As was mentioned, tire choice is a personal preference. With that said, I have found that most wire beaded tires are more difficult to put on a rim and remove. On the other hand, "foldable" tires are for the most part easier. I have ridden Vredestein tires with great success against flats, but I am also very cognizant of road debris while I ride. These tires are very easy to remove without use of tire levers. Continental Gator Skins are specifically designed against flats. The Continental tires I have ridden (Force/Attack) were also easily removed without tire levers.
I will also recommend the "Quik Stik" tire lever, which I have used personally for over a decade and prefer its use over multiple tire levers. The Quik Stik is available at local shops, also on Amazon for $3.20 or REI.com. When used properly, it is both easy and eliminates pinch flats when replacing the tube/tire back on the rim, and it is small enough to drop in your jersey pocket when you ride. I trust this is helpful.
Another consideration is your wheels. Some tires/wheel combinations work better than others in ease of removing tires. Somewhat trial and error to ease what works best for you.
Yes, tires and wheel combos make a difference.
That said I generally like Vredestein (SLs for racing and Fortezzas or Fortezza Tri compounds for fast training and racing) and Vittoria (EVO CX) tires at the higher end for great riding and ease with which to swap them though I'll admit that my recent purchase of Vredestein SE's (special edition at a great price) from PerformanceBikes were really tough to get on though my buddy was surprised as he got a set about a week prior to my purchase and he had no probems.

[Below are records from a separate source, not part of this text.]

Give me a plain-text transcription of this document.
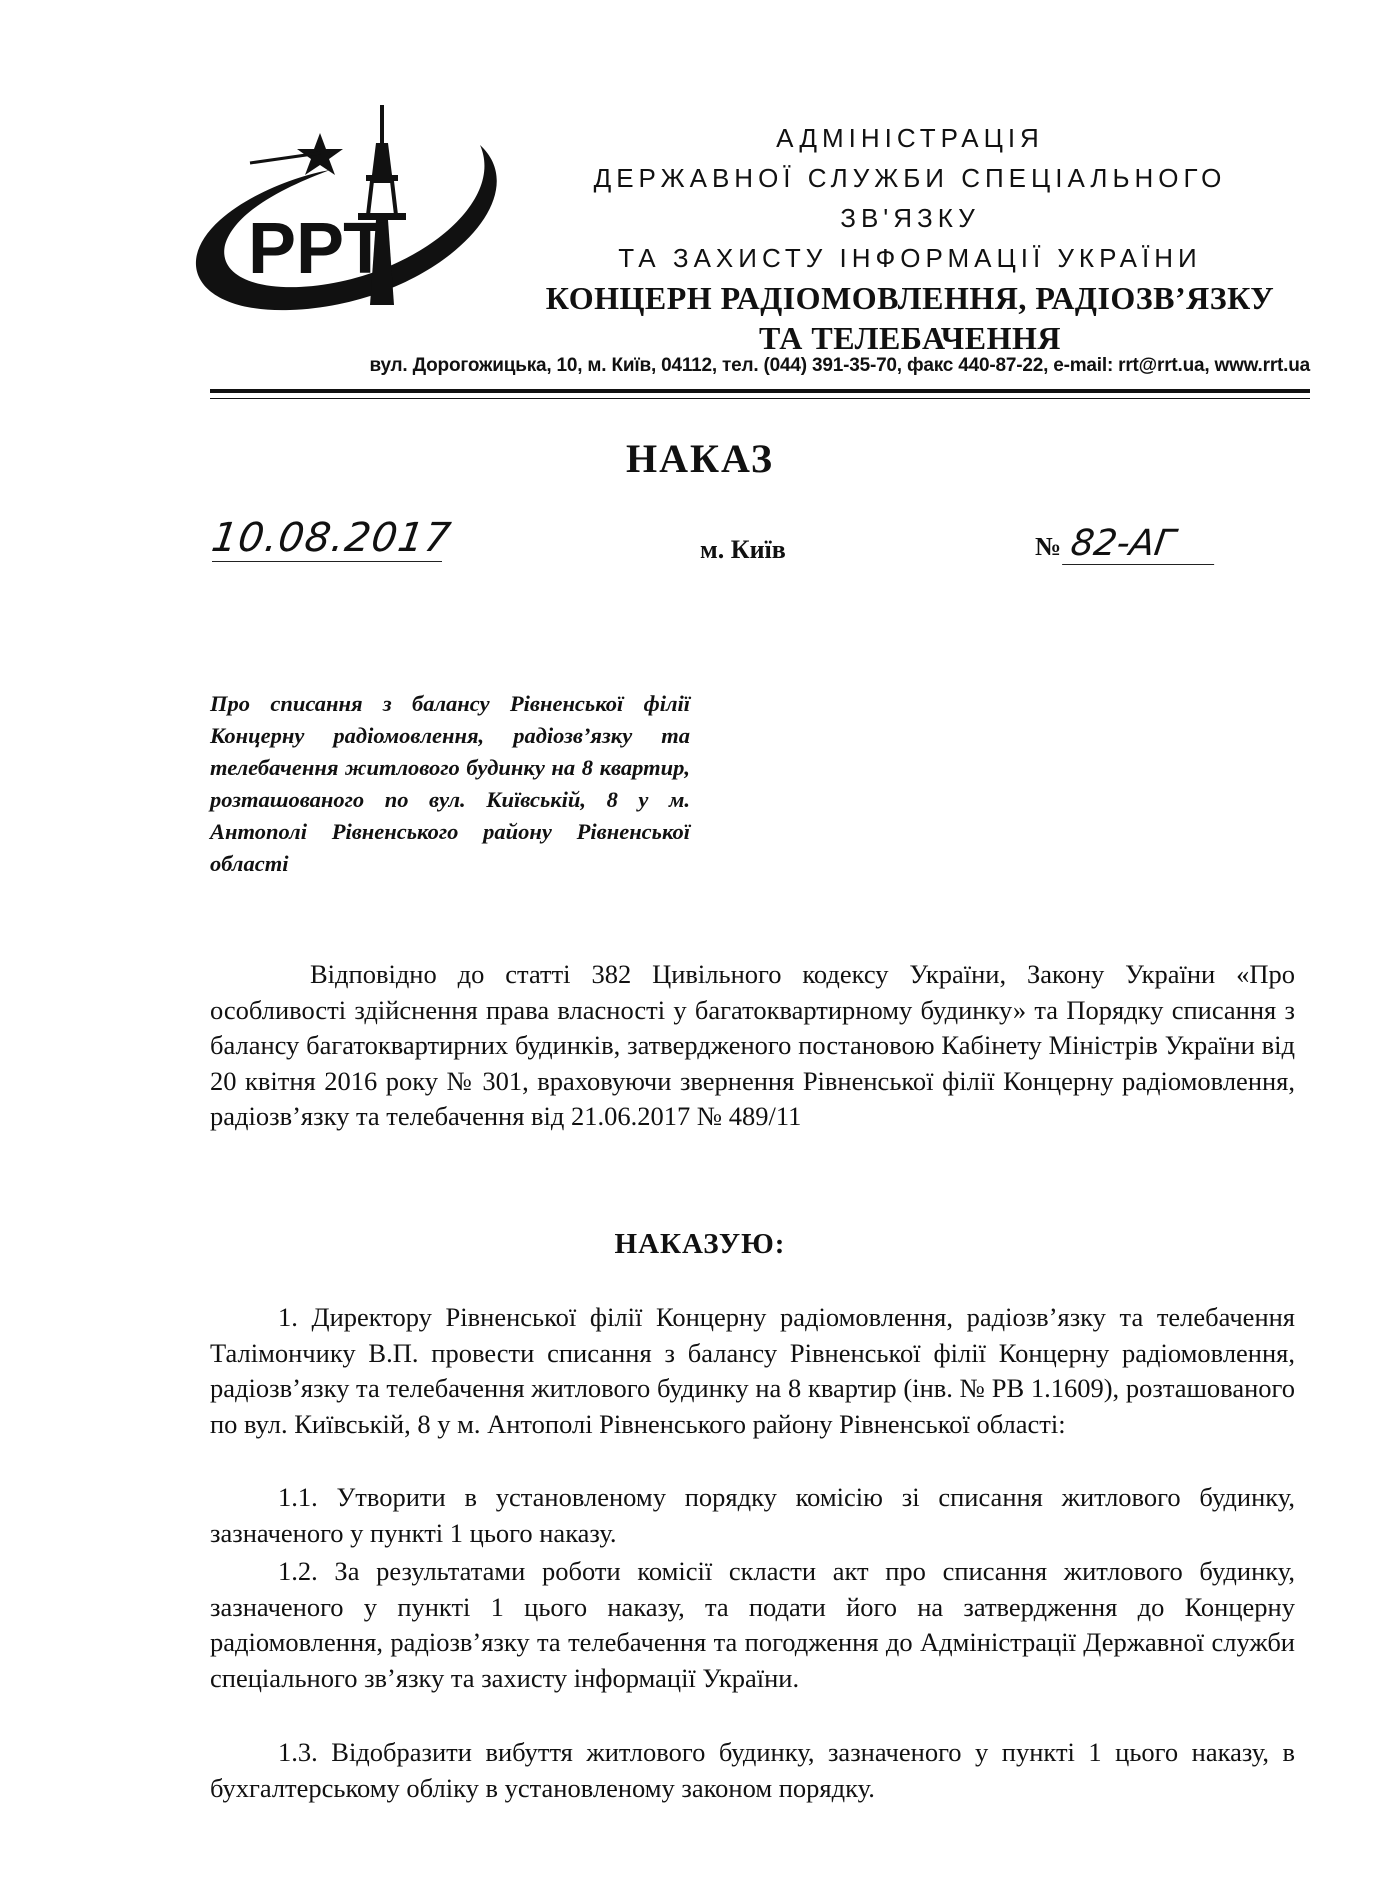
РРТ

АДМІНІСТРАЦІЯ

ДЕРЖАВНОЇ СЛУЖБИ СПЕЦІАЛЬНОГО ЗВ'ЯЗКУ

ТА ЗАХИСТУ ІНФОРМАЦІЇ УКРАЇНИ

КОНЦЕРН РАДІОМОВЛЕННЯ, РАДІОЗВ’ЯЗКУ

ТА ТЕЛЕБАЧЕННЯ

вул. Дорогожицька, 10, м. Київ, 04112, тел. (044) 391-35-70, факс 440-87-22, e-mail: rrt@rrt.ua, www.rrt.ua
НАКАЗ
10.08.2017	м. Київ	№ 82-АГ
Про списання з балансу Рівненської філії Концерну радіомовлення, радіозв’язку та телебачення житлового будинку на 8 квартир, розташованого по вул. Київській, 8 у м. Антополі Рівненського району Рівненської області
Відповідно до статті 382 Цивільного кодексу України, Закону України «Про особливості здійснення права власності у багатоквартирному будинку» та Порядку списання з балансу багатоквартирних будинків, затвердженого постановою Кабінету Міністрів України від 20 квітня 2016 року № 301, враховуючи звернення Рівненської філії Концерну радіомовлення, радіозв’язку та телебачення від 21.06.2017 № 489/11
НАКАЗУЮ:
1. Директору Рівненської філії Концерну радіомовлення, радіозв’язку та телебачення Талімончику В.П. провести списання з балансу Рівненської філії Концерну радіомовлення, радіозв’язку та телебачення житлового будинку на 8 квартир (інв. № РВ 1.1609), розташованого по вул. Київській, 8 у м. Антополі Рівненського району Рівненської області:
1.1. Утворити в установленому порядку комісію зі списання житлового будинку, зазначеного у пункті 1 цього наказу.
1.2. За результатами роботи комісії скласти акт про списання житлового будинку, зазначеного у пункті 1 цього наказу, та подати його на затвердження до Концерну радіомовлення, радіозв’язку та телебачення та погодження до Адміністрації Державної служби спеціального зв’язку та захисту інформації України.
1.3. Відобразити вибуття житлового будинку, зазначеного у пункті 1 цього наказу, в бухгалтерському обліку в установленому законом порядку.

Keep in mind that the lighter the tire the lower the rotational weight of the bike. A training tire for me is about 250 grams or so. A fast training/racing tire is about 220 to 230 grams or so and a race only tire would be about 180 or 190 to 200 grams. You pay more for less so I'll take the tire off if pricey and save it for races or important fast rides with roads I can count on! Last October I rode with my teammate Mark Cahn, a former teammate of Bob Roll's and his former teammate and California State Road champ Fred Fisk, from Marin to LA. In a combined mileage of over 1750 miles on our rides the only flat we had was on the truck that supported us. I used the Vittoria's for the ride which I normally use only for racing but the roads in California were excellent and I needed all the help I could muster to hang with these former pro's. On the descents the wheels and tires were too fast (blind turns on the mountains had this midwestern rider a little freaked I'll admit) but I think it important to consider the feel of the tire on the road, the coarseness of your asphalt and the quality of the roads as far as repairs are concerned.
When I lived in Austin I noted that the asphalt was heavier/coarser than in Michigan and while there were only rare fissures to avoid (no potholes that I can recall) the roads were often rougher feeling.
I just read some great reviews for Hutchinson Pro 3's I believe which were on sale for only $29.99 and weighed only 205 grams. (PerformanceBikes.com) Perhaps worth checking out as the reviewers stated they were easy on and off.